A união estável é uma forma de família espelhada no casamento, mas que não obedece a nenhuma formalidade. Para acontecer, devem preencher os requisitos de ser uma convivência pública, contínua e duradoura, estabelecida com o objetivo de constituir família.

Já o namoro não tem nenhuma relevância para o Direito de Família. Trata-se, apenas, de uma mera relação de fato entre pessoas, não há o objetivo de constituir família.

Para a configuração da união estável, basta que as partes se reconheçam e atuem como marido e mulher, de forma pública e duradoura, qual seja, qualquer terceiro que observe o cotidiano de vida do casal, o veja como uma família regularmente constituída.

Caso as partes optem pela união estável, é recomendável que lavrem um documento, preferencialmente uma escritura pública disciplinando a relação e bem como a sua data de início, isso para que haja maior segurança jurídica.

A dissolução de união estável é o processo de término da relação onde se define a partilha de bens, pensões alimentícias e guarda de filhos. Ocorre quando os envolvidos, por motivos diversos, decidem que já não querem dar continuidade à união estável. É equivalente ao divórcio no casamento.

O juiz vai avaliar se reconhecerá ou não a existência dessa união estável por meio de provas, inclusive testemunhais, e por consequência, a partilha de bens.

Nesse caso, o regime de separação de bens será o da comunhão parcial, onde todos os bens adquiridos durante o relacionamento serão partilhados.

São excluídos apenas os bens adquiridos por doação e herança, que nesse caso pertencerão exclusivamente àquele que recebeu tais bens.

Tendo em vista que a regra para a união estável é o regime de comunhão parcial de bens, o esforço em comum dos bens adquiridos durante a união não precisa ser comprovado.

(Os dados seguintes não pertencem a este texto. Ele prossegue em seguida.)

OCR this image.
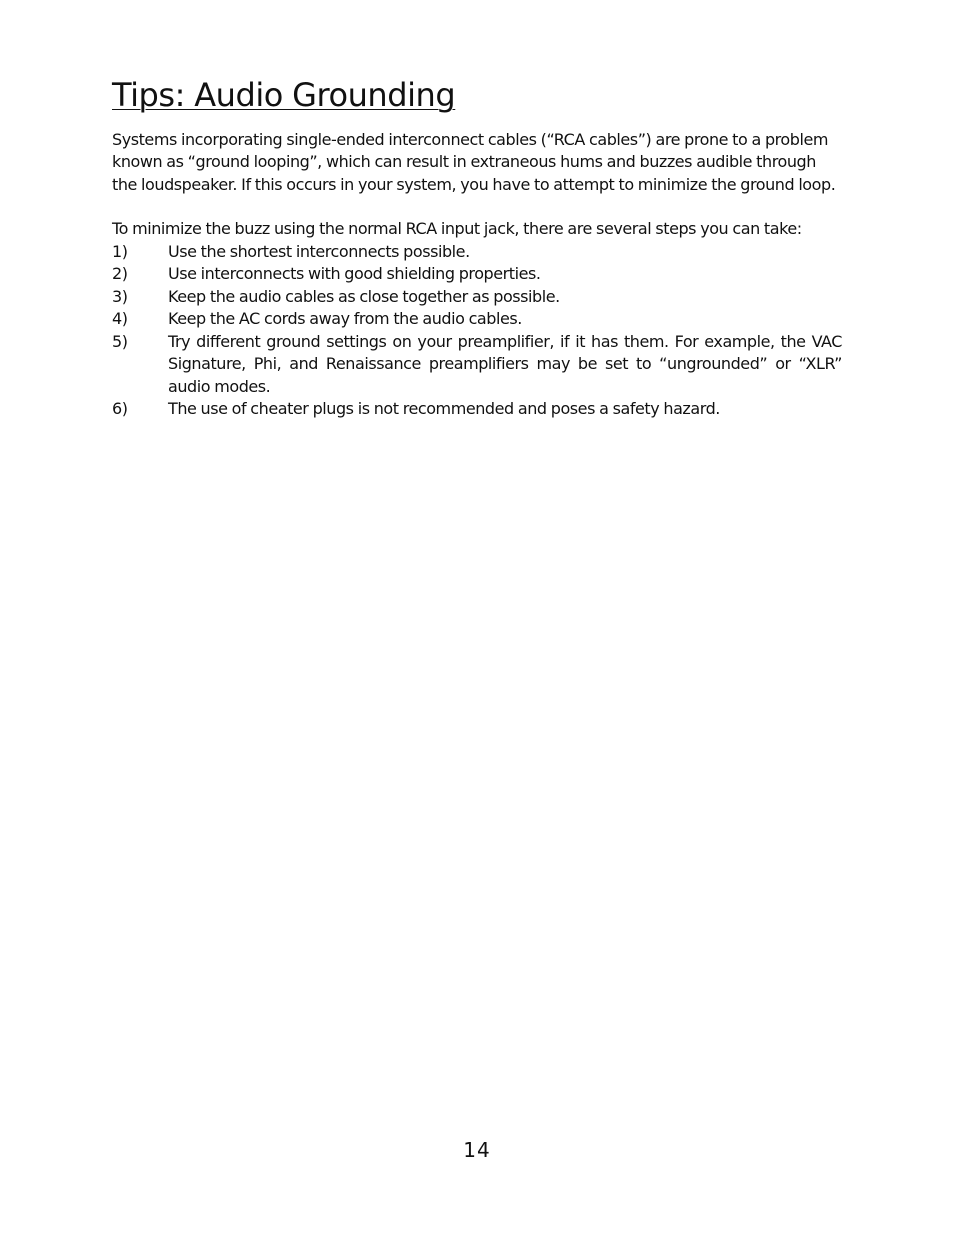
Tips: Audio Grounding

Systems incorporating single-ended interconnect cables (“RCA cables”) are prone to a problem known as “ground looping”, which can result in extraneous hums and buzzes audible through the loudspeaker. If this occurs in your system, you have to attempt to minimize the ground loop.

To minimize the buzz using the normal RCA input jack, there are several steps you can take:

1)	Use the shortest interconnects possible.
2)	Use interconnects with good shielding properties.
3)	Keep the audio cables as close together as possible.
4)	Keep the AC cords away from the audio cables.
5)	Try different ground settings on your preamplifier, if it has them. For example, the VAC Signature, Phi, and Renaissance preamplifiers may be set to “ungrounded” or “XLR” audio modes.
6)	The use of cheater plugs is not recommended and poses a safety hazard.
14
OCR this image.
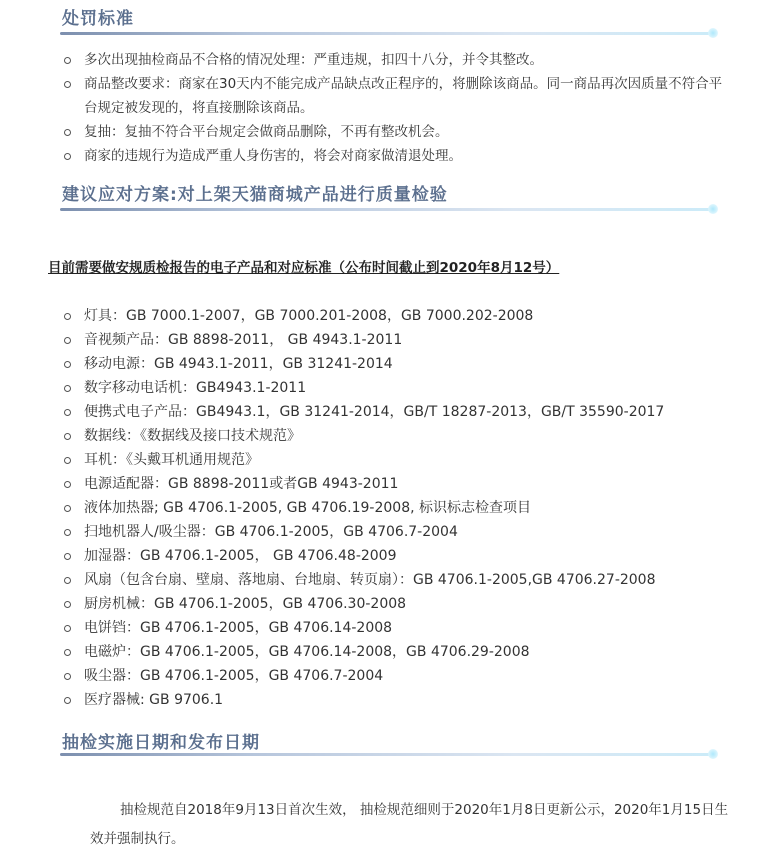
处罚标准
多次出现抽检商品不合格的情况处理：严重违规，扣四十八分，并令其整改。
商品整改要求：商家在30天内不能完成产品缺点改正程序的，将删除该商品。同一商品再次因质量不符合平台规定被发现的，将直接删除该商品。
复抽：复抽不符合平台规定会做商品删除，不再有整改机会。
商家的违规行为造成严重人身伤害的，将会对商家做清退处理。
建议应对方案:对上架天猫商城产品进行质量检验
目前需要做安规质检报告的电子产品和对应标准（公布时间截止到2020年8月12号）
灯具：GB 7000.1-2007，GB 7000.201-2008，GB 7000.202-2008
音视频产品：GB 8898-2011， GB 4943.1-2011
移动电源：GB 4943.1-2011，GB 31241-2014
数字移动电话机：GB4943.1-2011
便携式电子产品：GB4943.1，GB 31241-2014，GB/T 18287-2013，GB/T 35590-2017
数据线：《数据线及接口技术规范》
耳机：《头戴耳机通用规范》
电源适配器：GB 8898-2011或者GB 4943-2011
液体加热器; GB 4706.1-2005, GB 4706.19-2008, 标识标志检查项目
扫地机器人/吸尘器：GB 4706.1-2005，GB 4706.7-2004
加湿器：GB 4706.1-2005， GB 4706.48-2009
风扇（包含台扇、壁扇、落地扇、台地扇、转页扇）：GB 4706.1-2005,GB 4706.27-2008
厨房机械：GB 4706.1-2005，GB 4706.30-2008
电饼铛：GB 4706.1-2005，GB 4706.14-2008
电磁炉：GB 4706.1-2005，GB 4706.14-2008，GB 4706.29-2008
吸尘器：GB 4706.1-2005，GB 4706.7-2004
医疗器械: GB 9706.1
抽检实施日期和发布日期
抽检规范自2018年9月13日首次生效， 抽检规范细则于2020年1月8日更新公示，2020年1月15日生效并强制执行。
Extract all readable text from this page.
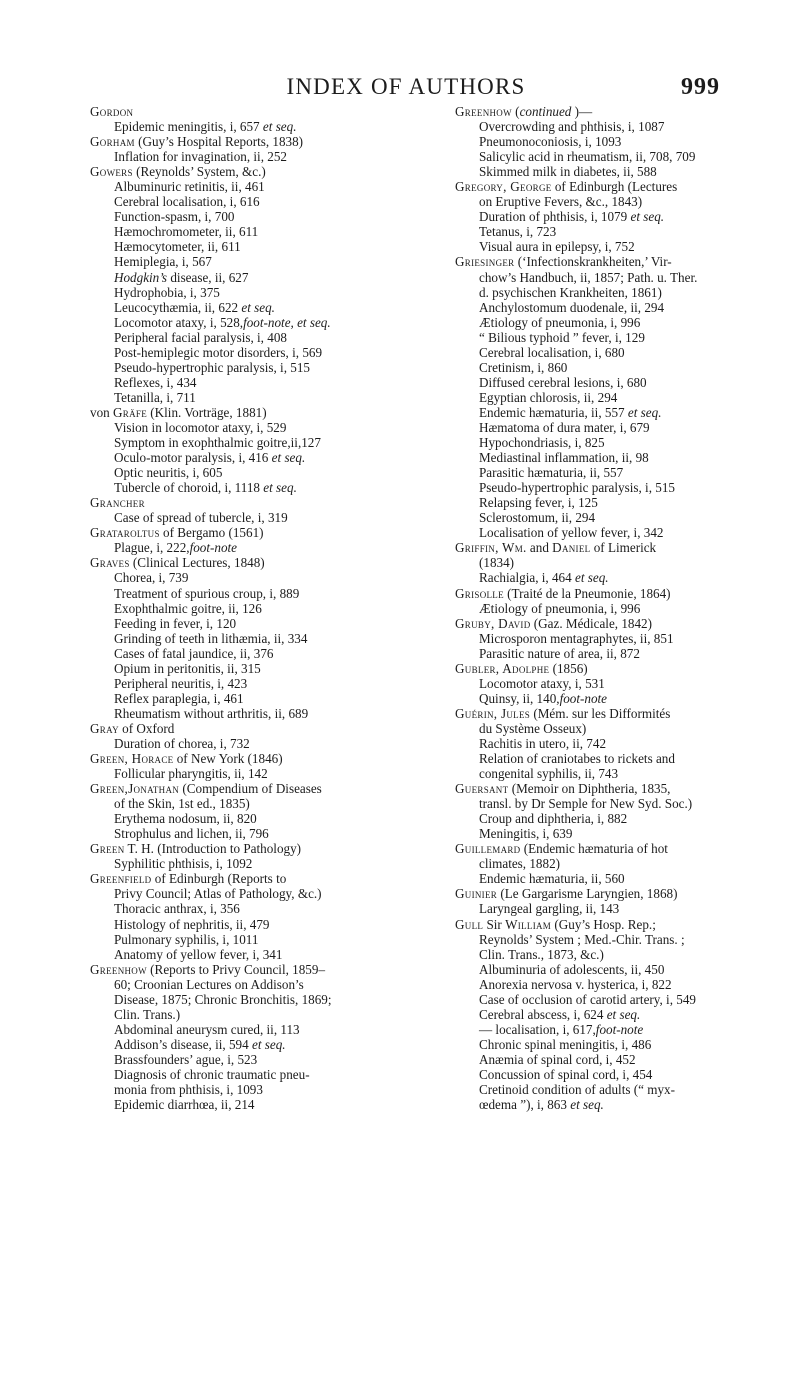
INDEX OF AUTHORS	999
Gordon
Epidemic meningitis, i, 657 et seq.
Gorham (Guy’s Hospital Reports, 1838)
Inflation for invagination, ii, 252
Gowers (Reynolds’ System, &c.)
Albuminuric retinitis, ii, 461
Cerebral localisation, i, 616
Function-spasm, i, 700
Hæmochromometer, ii, 611
Hæmocytometer, ii, 611
Hemiplegia, i, 567
Hodgkin’s disease, ii, 627
Hydrophobia, i, 375
Leucocythæmia, ii, 622 et seq.
Locomotor ataxy, i, 528,foot-note, et seq.
Peripheral facial paralysis, i, 408
Post-hemiplegic motor disorders, i, 569
Pseudo-hypertrophic paralysis, i, 515
Reflexes, i, 434
Tetanilla, i, 711
von Gräfe (Klin. Vorträge, 1881)
Vision in locomotor ataxy, i, 529
Symptom in exophthalmic goitre,ii,127
Oculo-motor paralysis, i, 416 et seq.
Optic neuritis, i, 605
Tubercle of choroid, i, 1118 et seq.
Grancher
Case of spread of tubercle, i, 319
Grataroltus of Bergamo (1561)
Plague, i, 222,foot-note
Graves (Clinical Lectures, 1848)
Chorea, i, 739
Treatment of spurious croup, i, 889
Exophthalmic goitre, ii, 126
Feeding in fever, i, 120
Grinding of teeth in lithæmia, ii, 334
Cases of fatal jaundice, ii, 376
Opium in peritonitis, ii, 315
Peripheral neuritis, i, 423
Reflex paraplegia, i, 461
Rheumatism without arthritis, ii, 689
Gray of Oxford
Duration of chorea, i, 732
Green, Horace of New York (1846)
Follicular pharyngitis, ii, 142
Green,Jonathan (Compendium of Diseases
of the Skin, 1st ed., 1835)
Erythema nodosum, ii, 820
Strophulus and lichen, ii, 796
Green T. H. (Introduction to Pathology)
Syphilitic phthisis, i, 1092
Greenfield of Edinburgh (Reports to
Privy Council; Atlas of Pathology, &c.)
Thoracic anthrax, i, 356
Histology of nephritis, ii, 479
Pulmonary syphilis, i, 1011
Anatomy of yellow fever, i, 341
Greenhow (Reports to Privy Council, 1859–
60; Croonian Lectures on Addison’s
Disease, 1875; Chronic Bronchitis, 1869;
Clin. Trans.)
Abdominal aneurysm cured, ii, 113
Addison’s disease, ii, 594 et seq.
Brassfounders’ ague, i, 523
Diagnosis of chronic traumatic pneu-
monia from phthisis, i, 1093
Epidemic diarrhœa, ii, 214
Greenhow (continued )—
Overcrowding and phthisis, i, 1087
Pneumonoconiosis, i, 1093
Salicylic acid in rheumatism, ii, 708, 709
Skimmed milk in diabetes, ii, 588
Gregory, George of Edinburgh (Lectures
on Eruptive Fevers, &c., 1843)
Duration of phthisis, i, 1079 et seq.
Tetanus, i, 723
Visual aura in epilepsy, i, 752
Griesinger (‘Infectionskrankheiten,’ Vir-
chow’s Handbuch, ii, 1857; Path. u. Ther.
d. psychischen Krankheiten, 1861)
Anchylostomum duodenale, ii, 294
Ætiology of pneumonia, i, 996
“ Bilious typhoid ” fever, i, 129
Cerebral localisation, i, 680
Cretinism, i, 860
Diffused cerebral lesions, i, 680
Egyptian chlorosis, ii, 294
Endemic hæmaturia, ii, 557 et seq.
Hæmatoma of dura mater, i, 679
Hypochondriasis, i, 825
Mediastinal inflammation, ii, 98
Parasitic hæmaturia, ii, 557
Pseudo-hypertrophic paralysis, i, 515
Relapsing fever, i, 125
Sclerostomum, ii, 294
Localisation of yellow fever, i, 342
Griffin, Wm. and Daniel of Limerick
(1834)
Rachialgia, i, 464 et seq.
Grisolle (Traité de la Pneumonie, 1864)
Ætiology of pneumonia, i, 996
Gruby, David (Gaz. Médicale, 1842)
Microsporon mentagraphytes, ii, 851
Parasitic nature of area, ii, 872
Gubler, Adolphe (1856)
Locomotor ataxy, i, 531
Quinsy, ii, 140,foot-note
Guérin, Jules (Mém. sur les Difformités
du Système Osseux)
Rachitis in utero, ii, 742
Relation of craniotabes to rickets and
congenital syphilis, ii, 743
Guersant (Memoir on Diphtheria, 1835,
transl. by Dr Semple for New Syd. Soc.)
Croup and diphtheria, i, 882
Meningitis, i, 639
Guillemard (Endemic hæmaturia of hot
climates, 1882)
Endemic hæmaturia, ii, 560
Guinier (Le Gargarisme Laryngien, 1868)
Laryngeal gargling, ii, 143
Gull Sir William (Guy’s Hosp. Rep.;
Reynolds’ System ; Med.-Chir. Trans. ;
Clin. Trans., 1873, &c.)
Albuminuria of adolescents, ii, 450
Anorexia nervosa v. hysterica, i, 822
Case of occlusion of carotid artery, i, 549
Cerebral abscess, i, 624 et seq.
— localisation, i, 617,foot-note
Chronic spinal meningitis, i, 486
Anæmia of spinal cord, i, 452
Concussion of spinal cord, i, 454
Cretinoid condition of adults (“ myx-
œdema ”), i, 863 et seq.
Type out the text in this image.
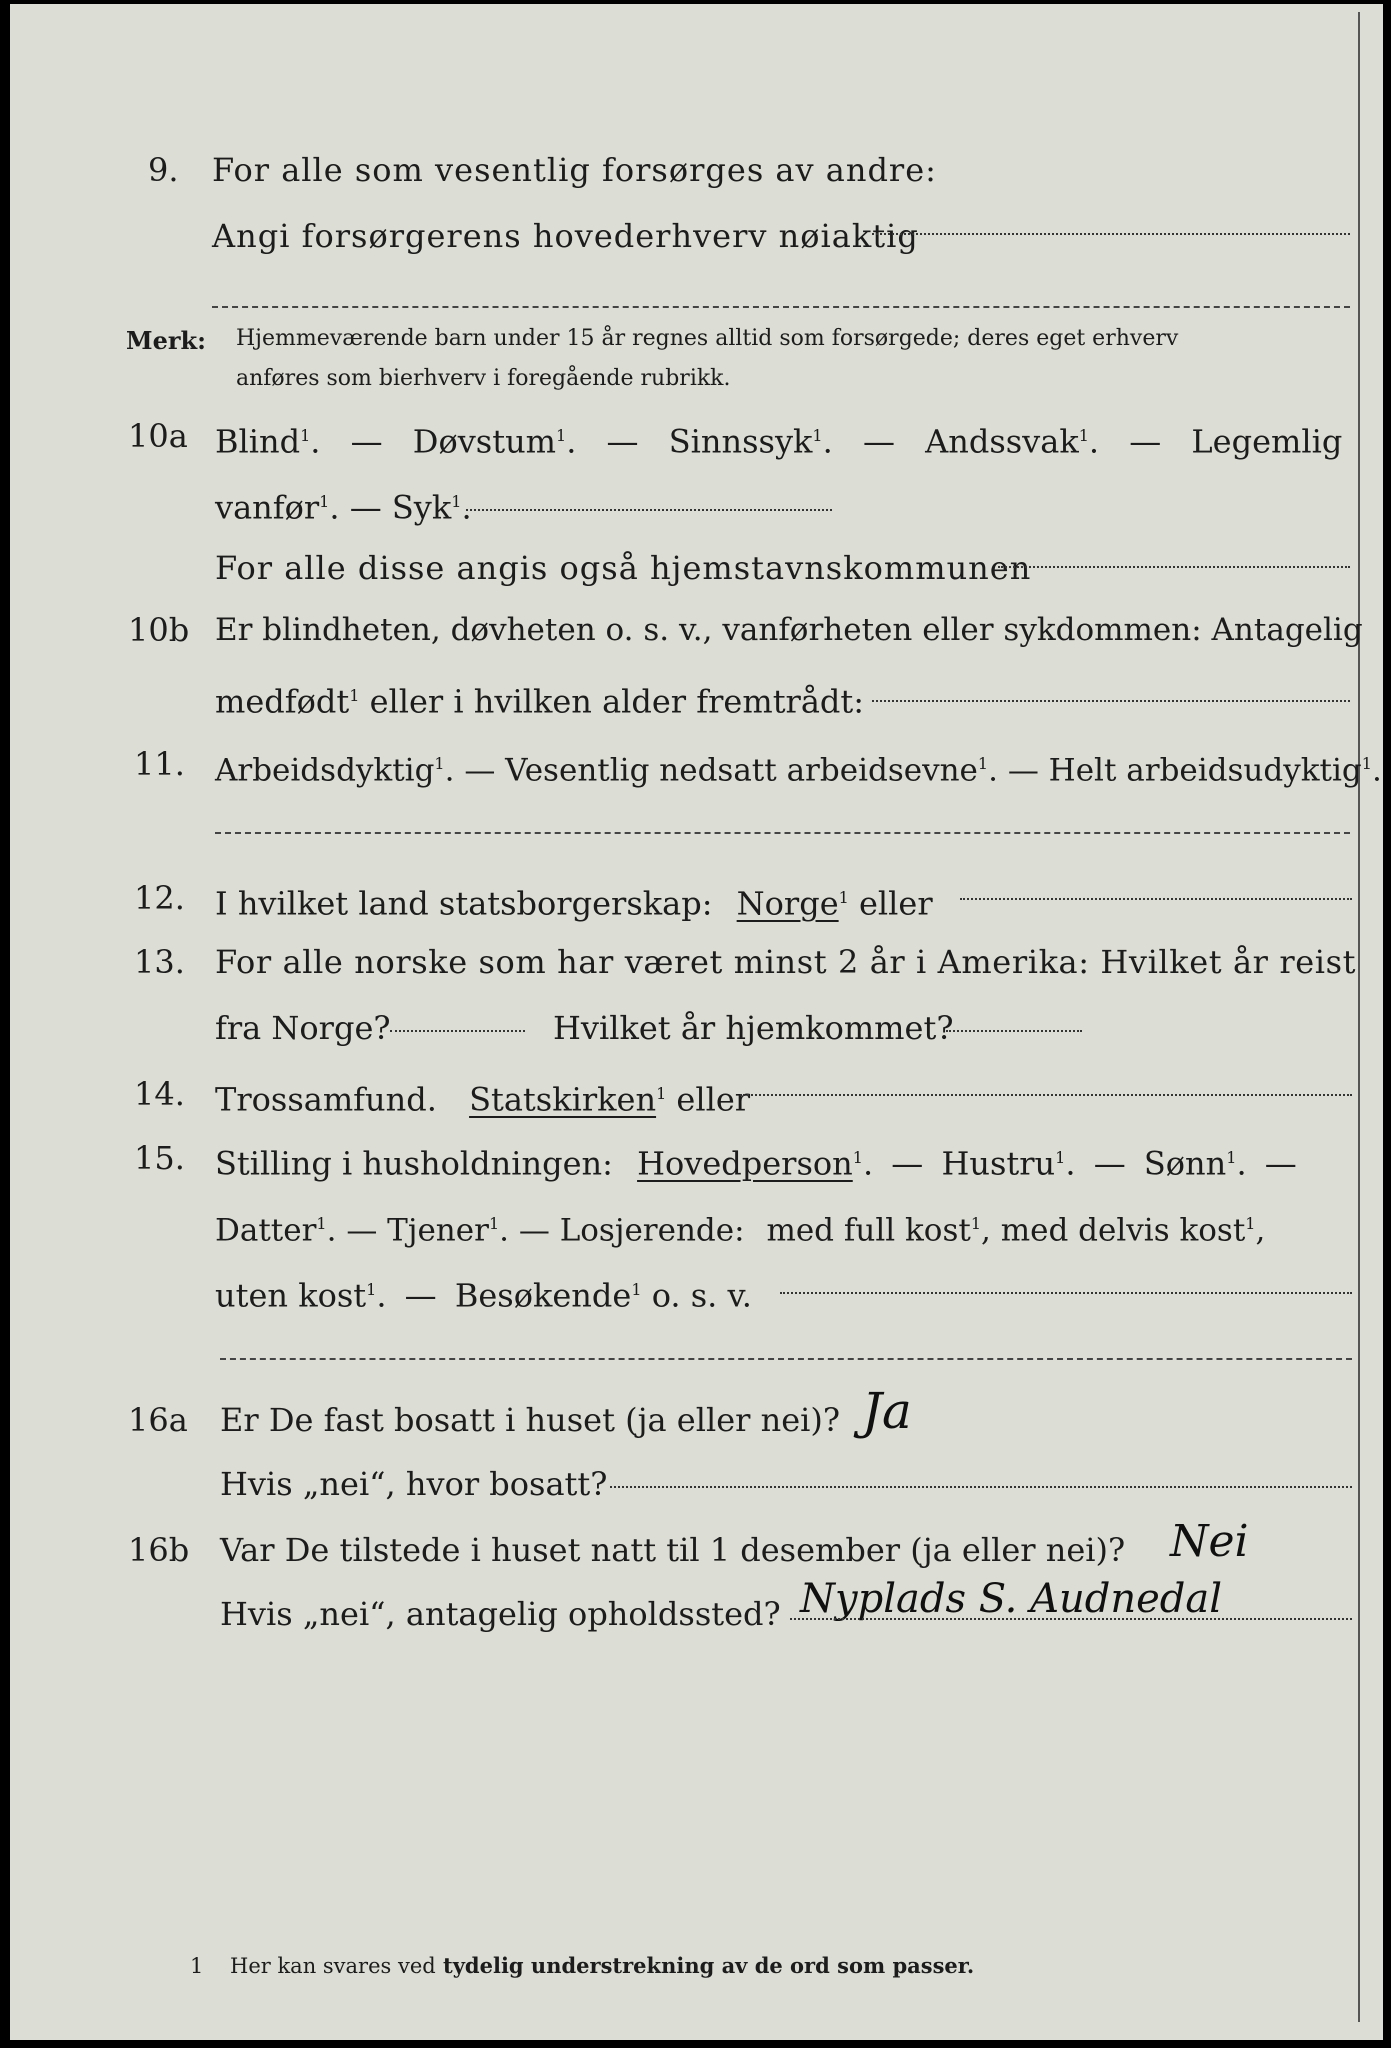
9. For alle som vesentlig forsørges av andre:
Angi forsørgerens hovederhverv nøiaktig
Merk: Hjemmeværende barn under 15 år regnes alltid som forsørgede; deres eget erhverv
anføres som bierhverv i foregående rubrikk.
10a Blind$^1$. — Døvstum$^1$. — Sinnssyk$^1$. — Andssvak$^1$. — Legemlig
vanfør$^1$. — Syk$^1$.
For alle disse angis også hjemstavnskommunen
10b Er blindheten, døvheten o. s. v., vanførheten eller sykdommen: Antagelig
medfødt$^1$ eller i hvilken alder fremtrådt:
11. Arbeidsdyktig$^1$. — Vesentlig nedsatt arbeidsevne$^1$. — Helt arbeidsudyktig$^1$.
12. I hvilket land statsborgerskap: Norge$^1$ eller
13. For alle norske som har været minst 2 år i Amerika: Hvilket år reist
fra Norge?	Hvilket år hjemkommet?
14. Trossamfund. Statskirken$^1$ eller
15. Stilling i husholdningen: Hovedperson$^1$. — Hustru$^1$. — Sønn$^1$. —
Datter$^1$. — Tjener$^1$. — Losjerende: med full kost$^1$, med delvis kost$^1$,
uten kost$^1$. — Besøkende$^1$ o. s. v.
16a Er De fast bosatt i huset (ja eller nei)? Ja
Hvis „nei“, hvor bosatt?
16b Var De tilstede i huset natt til 1 desember (ja eller nei)? Nei
Hvis „nei“, antagelig opholdssted? Nyplads S. Audnedal
1 Her kan svares ved tydelig understrekning av de ord som passer.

No caso da união estável, o casal que queira proteger o patrimônio individual deverá firmar contrato de convivência, estabelecendo o regime de bens ou disposição patrimonial que melhor se adequa à relação. Quando não houver esta disposição, vai vigorar o regime de comunhão parcial de bens.

No caso de casal de namorados, pode existir a necessidade de se determinar quando termina o namoro e começa a união estável. Tal fato tem levado muitos casais a elaborarem os denominados contratos de namoro, visando assegurar a certeza de que a relação não caracteriza uma união estável.